Compreender o que é rede de apoio materno transforma a vida de uma mãe e permite que ela realmente desfrute desse período com mais tranquilidade e segurança.

Os desafios da multiplicidade de papéis

É indiscutível a importância e o espaço cada vez maior ocupado pelas mulheres na sociedade e, principalmente, no mercado de trabalho. Porém, apesar do avanço, o papel de mãe atribuído durante séculos está profundamente enraizado, e conciliar essa relação é uma árdua missão.

"Escrever me possibilitou muita coisa, inclusive dar apoio a outras mulheres, dando dicas de maternidade e usando meu know-how, enquanto jornalista, para difundir ideias e apoiar outras pessoas, pois como defendia Audre Lorde: 'Eu não sou livre enquanto alguma mulher não for, mesmo quando as correntes dela forem diferentes das minhas'", declarou a escritora Renata Toledo, que concluiu dizendo que "enquanto mulheres continuarem sobrecarregadas, não serão livres. Por isso, tento amenizar a carga dessas mulheres através da minha escrita".

De acordo com o estudo realizado pela Fundação Getúlio Vargas (FGV), existe uma queda na empregabilidade após o período gestacional, com dados alarmantes de que quase metade das mulheres que tiraram a licença-maternidade foram dispensadas após 24 meses.

Amparada por lei, a mulher tem a proteção à maternidade assegurada frente ao seu posto de trabalho, incluindo a licença-maternidade com duração de 120 dias, no Brasil. Esse benefício contempla trabalhadoras formais e informais. No entanto, é importante informar que, para o recebimento da licença, a mulher precisa estar em dia com as contribuições do Instituto Nacional do Seguro Social (INSS).

A fim de proteger a situação da mulher no mercado de trabalho, também são garantidos legalmente o direito à amamentação, com a concessão de períodos de pausa ou a redução de horas trabalhadas. Lembrando que essas horas de afastamento permanecem sendo devidamente remuneradas.

A proteção à maternidade ainda é garantida pela Organização Internacional do Trabalho (OIT), cujo objetivo é promover melhorias à saúde materna por meio de intervenções no local de trabalho.

Pode-se afirmar que o grande desafio enfrentado pela mulher que é mãe e profissional, certamente, é priorizar a si mesma. Com a versatilidade, pode vir o sentimento de culpa e impotência.
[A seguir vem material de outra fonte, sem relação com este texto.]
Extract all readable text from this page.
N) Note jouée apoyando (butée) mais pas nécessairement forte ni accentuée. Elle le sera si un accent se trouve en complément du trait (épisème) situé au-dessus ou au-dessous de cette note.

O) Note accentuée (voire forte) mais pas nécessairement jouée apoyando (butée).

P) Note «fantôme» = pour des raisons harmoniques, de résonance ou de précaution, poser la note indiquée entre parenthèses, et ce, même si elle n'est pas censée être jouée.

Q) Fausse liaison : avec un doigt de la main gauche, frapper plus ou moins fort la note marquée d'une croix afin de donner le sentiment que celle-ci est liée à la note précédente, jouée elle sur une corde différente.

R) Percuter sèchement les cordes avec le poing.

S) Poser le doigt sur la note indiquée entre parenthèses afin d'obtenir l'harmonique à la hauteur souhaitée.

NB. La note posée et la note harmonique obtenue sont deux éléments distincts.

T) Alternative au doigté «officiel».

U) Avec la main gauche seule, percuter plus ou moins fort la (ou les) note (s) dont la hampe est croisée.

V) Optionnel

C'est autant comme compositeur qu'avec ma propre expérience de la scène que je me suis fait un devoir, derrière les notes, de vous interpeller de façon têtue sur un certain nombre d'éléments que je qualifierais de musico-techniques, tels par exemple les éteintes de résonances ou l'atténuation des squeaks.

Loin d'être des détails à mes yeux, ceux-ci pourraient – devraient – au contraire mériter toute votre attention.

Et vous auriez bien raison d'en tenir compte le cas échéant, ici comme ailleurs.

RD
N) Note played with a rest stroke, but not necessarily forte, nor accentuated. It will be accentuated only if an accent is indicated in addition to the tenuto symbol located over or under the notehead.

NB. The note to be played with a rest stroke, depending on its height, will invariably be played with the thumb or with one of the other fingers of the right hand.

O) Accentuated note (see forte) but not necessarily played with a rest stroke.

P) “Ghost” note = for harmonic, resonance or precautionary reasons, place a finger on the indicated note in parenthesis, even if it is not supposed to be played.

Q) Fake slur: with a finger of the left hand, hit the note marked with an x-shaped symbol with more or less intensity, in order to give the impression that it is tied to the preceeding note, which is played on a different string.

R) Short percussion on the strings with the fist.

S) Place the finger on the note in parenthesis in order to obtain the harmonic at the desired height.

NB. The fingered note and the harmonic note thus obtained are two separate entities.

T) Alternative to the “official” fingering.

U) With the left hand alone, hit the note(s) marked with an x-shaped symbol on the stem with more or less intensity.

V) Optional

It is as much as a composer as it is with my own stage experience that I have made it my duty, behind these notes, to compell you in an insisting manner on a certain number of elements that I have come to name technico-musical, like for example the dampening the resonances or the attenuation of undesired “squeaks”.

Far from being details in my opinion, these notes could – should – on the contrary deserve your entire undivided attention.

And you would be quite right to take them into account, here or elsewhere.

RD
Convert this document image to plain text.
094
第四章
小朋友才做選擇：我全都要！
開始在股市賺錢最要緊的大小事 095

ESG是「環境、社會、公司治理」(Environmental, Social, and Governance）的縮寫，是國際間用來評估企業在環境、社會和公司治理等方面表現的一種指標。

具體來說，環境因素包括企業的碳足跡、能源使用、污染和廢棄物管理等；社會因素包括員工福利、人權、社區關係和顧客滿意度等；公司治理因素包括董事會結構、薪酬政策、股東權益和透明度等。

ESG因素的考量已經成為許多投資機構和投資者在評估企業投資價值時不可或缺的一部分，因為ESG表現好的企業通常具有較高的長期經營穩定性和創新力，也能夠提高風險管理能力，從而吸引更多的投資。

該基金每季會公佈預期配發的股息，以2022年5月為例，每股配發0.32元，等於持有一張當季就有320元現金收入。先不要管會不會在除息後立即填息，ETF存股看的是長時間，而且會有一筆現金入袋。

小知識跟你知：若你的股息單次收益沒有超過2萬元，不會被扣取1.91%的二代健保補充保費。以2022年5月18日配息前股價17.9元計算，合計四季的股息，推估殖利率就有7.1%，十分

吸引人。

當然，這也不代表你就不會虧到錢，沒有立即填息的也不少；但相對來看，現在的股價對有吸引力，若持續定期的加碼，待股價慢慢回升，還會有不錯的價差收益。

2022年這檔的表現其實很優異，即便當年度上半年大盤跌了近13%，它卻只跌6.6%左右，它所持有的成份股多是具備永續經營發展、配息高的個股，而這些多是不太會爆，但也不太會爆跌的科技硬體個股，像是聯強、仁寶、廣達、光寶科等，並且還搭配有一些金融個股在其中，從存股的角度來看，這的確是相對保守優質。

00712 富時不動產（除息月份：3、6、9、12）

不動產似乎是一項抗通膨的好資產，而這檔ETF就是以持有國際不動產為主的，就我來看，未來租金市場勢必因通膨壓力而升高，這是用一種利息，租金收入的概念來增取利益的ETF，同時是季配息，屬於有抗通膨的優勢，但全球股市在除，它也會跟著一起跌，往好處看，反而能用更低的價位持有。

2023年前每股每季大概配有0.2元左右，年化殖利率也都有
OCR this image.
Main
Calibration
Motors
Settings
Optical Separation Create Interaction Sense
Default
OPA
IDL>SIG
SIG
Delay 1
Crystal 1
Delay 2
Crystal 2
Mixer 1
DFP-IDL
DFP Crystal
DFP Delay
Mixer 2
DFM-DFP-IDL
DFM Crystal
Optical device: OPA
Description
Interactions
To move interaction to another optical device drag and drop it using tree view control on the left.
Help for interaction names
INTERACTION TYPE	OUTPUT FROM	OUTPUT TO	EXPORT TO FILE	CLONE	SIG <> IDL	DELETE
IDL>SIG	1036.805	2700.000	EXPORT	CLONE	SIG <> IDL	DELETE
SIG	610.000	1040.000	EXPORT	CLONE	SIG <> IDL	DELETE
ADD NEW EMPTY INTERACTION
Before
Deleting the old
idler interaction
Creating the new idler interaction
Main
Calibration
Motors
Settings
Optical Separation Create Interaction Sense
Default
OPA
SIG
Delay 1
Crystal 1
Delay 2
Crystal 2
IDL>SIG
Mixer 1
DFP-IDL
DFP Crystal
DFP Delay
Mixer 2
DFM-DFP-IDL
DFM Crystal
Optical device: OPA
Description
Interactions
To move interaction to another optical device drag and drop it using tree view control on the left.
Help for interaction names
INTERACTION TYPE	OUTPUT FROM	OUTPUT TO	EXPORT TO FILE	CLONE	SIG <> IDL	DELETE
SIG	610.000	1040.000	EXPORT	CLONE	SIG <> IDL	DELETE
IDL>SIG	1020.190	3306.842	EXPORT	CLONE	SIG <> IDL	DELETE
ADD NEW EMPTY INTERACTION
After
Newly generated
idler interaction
O grande trunfo é buscar o equilíbrio entre maternidade e trabalho, mesmo que não seja uma tarefa simples
O grande trunfo é buscar o equilíbrio entre maternidade e trabalho, mesmo que não seja uma tarefa simples |  Foto: Reprodução/Pixabay

Por isso, a mulher multitarefas necessita de condições favoráveis para conciliar a vida pessoal e profissional, e contar com uma rede de apoio faz toda a diferença para enfrentar os desafios. O grande trunfo é buscar o equilíbrio entre maternidade e trabalho, mesmo que não seja uma tarefa simples.